The grade weights of each assignment in each class is avaliable on the parent portal. Graphic by: Mary Whitfill

The grade weight of each assignment in each class is avaliable on the parent portal. (Graphic by Mary Whitfill)

 By Mary Whitfill

Staff Writer

Introducing the new school year means meeting new teachers, new friends and learning new school policies. Almost every year, CHS updates its policies in hopes to better the school.

This year, the system of weighting grades varies from class to class. The specific grade weights of each department will be released in the student handbook on Tuesday. The assistant principals, principal and district administration have all decided that this is in the best interest of the school.

“We want to test on what the students know and have learned, more than what they have just memorized,” Principal Brad Hunt said.

Each department has a different grade weight because they test in different ways. For example, science classes have to have a place in the system to include hands-on labs, while other classes do not. While each of the different departments is making modifications, the foreign language department is changing the most because of the oral assessments.

“The grading of the whole department has been changed,” Spanish teacher Malinda Seger said. “The old system was more effective.”

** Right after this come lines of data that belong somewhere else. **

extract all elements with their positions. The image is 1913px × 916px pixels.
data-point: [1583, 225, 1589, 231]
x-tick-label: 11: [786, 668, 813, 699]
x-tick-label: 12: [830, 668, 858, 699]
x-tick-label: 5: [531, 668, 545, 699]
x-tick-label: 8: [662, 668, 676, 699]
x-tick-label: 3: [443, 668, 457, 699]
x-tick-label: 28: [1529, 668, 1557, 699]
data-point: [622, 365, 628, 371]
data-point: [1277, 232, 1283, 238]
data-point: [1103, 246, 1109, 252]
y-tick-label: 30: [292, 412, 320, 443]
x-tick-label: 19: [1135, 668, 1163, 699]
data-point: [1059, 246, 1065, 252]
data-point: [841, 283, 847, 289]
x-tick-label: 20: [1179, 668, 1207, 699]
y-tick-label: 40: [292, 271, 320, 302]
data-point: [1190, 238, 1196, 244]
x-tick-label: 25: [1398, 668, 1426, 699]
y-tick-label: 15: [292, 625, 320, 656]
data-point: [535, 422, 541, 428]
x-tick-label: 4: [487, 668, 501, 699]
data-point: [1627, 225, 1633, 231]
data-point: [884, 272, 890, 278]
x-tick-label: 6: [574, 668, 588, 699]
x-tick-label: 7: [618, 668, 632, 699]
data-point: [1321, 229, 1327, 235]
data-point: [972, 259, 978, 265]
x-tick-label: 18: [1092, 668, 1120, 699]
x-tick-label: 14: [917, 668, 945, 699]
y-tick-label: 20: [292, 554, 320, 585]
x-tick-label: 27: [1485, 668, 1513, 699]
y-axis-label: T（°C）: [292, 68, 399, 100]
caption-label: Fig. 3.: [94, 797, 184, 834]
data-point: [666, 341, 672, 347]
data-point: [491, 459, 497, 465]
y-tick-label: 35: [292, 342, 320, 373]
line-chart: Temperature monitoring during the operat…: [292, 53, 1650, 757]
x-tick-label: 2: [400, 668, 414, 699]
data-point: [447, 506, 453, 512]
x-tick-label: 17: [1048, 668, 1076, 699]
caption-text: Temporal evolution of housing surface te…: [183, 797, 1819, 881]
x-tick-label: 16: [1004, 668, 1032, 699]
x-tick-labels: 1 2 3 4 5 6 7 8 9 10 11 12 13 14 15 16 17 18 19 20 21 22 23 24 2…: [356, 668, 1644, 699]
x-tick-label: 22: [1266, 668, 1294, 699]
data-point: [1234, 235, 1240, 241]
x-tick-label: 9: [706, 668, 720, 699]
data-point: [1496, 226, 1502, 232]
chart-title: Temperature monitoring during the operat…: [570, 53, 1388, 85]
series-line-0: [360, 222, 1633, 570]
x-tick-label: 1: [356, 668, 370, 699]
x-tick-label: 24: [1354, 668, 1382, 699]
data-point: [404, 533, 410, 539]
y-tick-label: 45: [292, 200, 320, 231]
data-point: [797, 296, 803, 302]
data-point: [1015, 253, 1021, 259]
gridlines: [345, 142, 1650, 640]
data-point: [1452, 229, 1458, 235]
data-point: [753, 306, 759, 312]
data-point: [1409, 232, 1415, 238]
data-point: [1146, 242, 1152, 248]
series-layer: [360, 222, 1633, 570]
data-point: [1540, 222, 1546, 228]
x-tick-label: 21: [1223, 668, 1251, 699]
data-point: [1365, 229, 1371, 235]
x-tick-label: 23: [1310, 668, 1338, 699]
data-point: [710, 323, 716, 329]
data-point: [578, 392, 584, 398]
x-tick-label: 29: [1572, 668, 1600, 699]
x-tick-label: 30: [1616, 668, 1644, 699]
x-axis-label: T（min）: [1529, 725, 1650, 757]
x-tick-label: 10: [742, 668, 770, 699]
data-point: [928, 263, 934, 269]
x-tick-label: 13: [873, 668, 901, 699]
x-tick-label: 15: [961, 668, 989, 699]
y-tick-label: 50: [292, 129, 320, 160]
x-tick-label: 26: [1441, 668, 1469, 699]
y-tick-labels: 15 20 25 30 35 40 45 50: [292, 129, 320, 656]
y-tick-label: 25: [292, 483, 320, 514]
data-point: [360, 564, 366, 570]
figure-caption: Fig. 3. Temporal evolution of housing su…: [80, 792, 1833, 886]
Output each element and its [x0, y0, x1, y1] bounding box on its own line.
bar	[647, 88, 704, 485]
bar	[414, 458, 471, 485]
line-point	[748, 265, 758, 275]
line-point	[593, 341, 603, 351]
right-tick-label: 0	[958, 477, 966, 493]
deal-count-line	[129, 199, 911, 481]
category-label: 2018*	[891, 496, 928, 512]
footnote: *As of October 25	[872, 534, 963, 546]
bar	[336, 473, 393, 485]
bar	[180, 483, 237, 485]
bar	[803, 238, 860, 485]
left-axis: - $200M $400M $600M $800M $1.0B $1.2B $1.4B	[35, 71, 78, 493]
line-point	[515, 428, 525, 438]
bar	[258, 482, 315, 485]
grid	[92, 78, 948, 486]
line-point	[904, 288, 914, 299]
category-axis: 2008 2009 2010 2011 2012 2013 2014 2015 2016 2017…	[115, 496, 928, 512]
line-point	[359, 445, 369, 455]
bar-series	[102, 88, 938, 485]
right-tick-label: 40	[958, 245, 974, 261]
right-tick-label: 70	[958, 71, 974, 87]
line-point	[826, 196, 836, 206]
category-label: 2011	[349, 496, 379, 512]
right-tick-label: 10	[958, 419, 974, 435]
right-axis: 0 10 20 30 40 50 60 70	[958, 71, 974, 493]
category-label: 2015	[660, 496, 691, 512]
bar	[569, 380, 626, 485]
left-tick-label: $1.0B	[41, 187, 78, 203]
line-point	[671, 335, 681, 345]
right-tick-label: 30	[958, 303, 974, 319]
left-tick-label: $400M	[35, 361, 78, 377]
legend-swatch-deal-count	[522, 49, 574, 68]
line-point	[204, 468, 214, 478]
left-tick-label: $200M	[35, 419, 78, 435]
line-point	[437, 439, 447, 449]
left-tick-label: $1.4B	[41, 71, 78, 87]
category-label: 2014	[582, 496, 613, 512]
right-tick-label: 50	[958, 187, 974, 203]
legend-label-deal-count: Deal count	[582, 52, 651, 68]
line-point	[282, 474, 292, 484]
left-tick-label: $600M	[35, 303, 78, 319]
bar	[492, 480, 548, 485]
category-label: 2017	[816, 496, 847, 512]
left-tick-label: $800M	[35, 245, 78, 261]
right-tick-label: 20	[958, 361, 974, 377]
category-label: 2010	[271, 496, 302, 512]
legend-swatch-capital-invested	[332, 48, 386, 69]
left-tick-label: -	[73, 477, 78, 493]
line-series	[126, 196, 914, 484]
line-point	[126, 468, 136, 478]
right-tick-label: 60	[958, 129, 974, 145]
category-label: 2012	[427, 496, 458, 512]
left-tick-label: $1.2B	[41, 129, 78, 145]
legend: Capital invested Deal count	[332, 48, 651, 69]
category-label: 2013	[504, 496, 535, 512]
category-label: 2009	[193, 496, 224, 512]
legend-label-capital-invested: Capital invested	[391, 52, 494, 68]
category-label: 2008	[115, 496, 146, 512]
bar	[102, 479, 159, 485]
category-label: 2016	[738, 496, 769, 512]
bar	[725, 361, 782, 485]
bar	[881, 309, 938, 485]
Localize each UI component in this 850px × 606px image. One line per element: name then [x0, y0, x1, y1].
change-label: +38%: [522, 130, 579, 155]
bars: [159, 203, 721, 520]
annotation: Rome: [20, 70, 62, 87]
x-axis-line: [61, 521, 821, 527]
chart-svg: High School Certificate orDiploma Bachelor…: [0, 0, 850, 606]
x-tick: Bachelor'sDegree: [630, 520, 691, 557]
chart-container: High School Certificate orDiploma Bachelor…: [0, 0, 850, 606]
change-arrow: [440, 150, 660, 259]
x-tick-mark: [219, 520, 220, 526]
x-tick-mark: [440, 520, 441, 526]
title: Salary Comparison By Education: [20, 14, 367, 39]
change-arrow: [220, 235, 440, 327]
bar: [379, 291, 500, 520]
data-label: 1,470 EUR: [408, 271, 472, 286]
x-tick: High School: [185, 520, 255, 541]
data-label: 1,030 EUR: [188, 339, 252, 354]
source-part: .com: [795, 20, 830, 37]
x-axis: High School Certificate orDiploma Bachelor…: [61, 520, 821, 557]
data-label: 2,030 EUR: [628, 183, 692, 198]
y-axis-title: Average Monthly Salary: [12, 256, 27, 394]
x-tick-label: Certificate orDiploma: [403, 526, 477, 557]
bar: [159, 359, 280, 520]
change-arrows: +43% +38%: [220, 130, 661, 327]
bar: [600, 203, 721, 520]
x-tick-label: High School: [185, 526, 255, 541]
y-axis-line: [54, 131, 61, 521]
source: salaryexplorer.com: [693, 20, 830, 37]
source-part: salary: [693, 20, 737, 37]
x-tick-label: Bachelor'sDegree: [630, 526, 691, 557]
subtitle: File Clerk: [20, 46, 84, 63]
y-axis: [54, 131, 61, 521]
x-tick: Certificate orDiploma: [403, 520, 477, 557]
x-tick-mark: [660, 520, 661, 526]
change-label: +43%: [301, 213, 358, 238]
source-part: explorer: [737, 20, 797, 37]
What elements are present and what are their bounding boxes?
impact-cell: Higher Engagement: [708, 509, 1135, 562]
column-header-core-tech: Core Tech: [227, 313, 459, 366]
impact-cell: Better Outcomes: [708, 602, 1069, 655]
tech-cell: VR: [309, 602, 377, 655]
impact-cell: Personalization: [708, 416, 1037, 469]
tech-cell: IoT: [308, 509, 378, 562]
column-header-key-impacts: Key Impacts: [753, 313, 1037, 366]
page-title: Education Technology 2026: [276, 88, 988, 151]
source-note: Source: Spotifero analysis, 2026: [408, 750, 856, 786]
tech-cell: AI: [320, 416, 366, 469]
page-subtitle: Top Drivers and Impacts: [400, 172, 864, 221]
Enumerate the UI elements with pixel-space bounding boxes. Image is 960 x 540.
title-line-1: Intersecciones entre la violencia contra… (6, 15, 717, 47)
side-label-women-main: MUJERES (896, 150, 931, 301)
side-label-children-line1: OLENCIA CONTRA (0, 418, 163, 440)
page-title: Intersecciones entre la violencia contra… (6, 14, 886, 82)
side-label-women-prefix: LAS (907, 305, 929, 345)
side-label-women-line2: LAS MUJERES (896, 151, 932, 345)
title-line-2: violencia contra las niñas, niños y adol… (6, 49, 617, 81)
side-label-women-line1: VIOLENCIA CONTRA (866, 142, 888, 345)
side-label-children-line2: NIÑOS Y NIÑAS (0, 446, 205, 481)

Teachers and students alike are concerned about what this will do to grades. Because the new weights have not yet been released, students do not know if they will be expected to perform better on tests or projects. For most students, the two are not similar but in fact very different forms of assessment.

“I do better on tests, because I am better at learning facts than being creative,” sophomore Matthew Traywick said.

With the new policy in place, it is hard to predict whether or not student’s grades will thrive or suffer. It has yet to be determined if the new change is permanent, although district administration believes that it is best for CHS.

“Hopefully the change will be better for most students, but if the grades go down, we will reevaluate the policy,” Hunt said. “Coppell teachers want the best for their students.”

The new policy was taken from the studies and reports of Rick Stiggens, an expert on education who founded the ETS Assessment Training Institute and teaches new ways to asses students. Stiggens believes that student should be told ahead of time exactly what they are expected to know, and what educational targets they are supposed to hit.

“We want to expand assessments and make sure things are kept at a rigorous level for students,” Hunt said.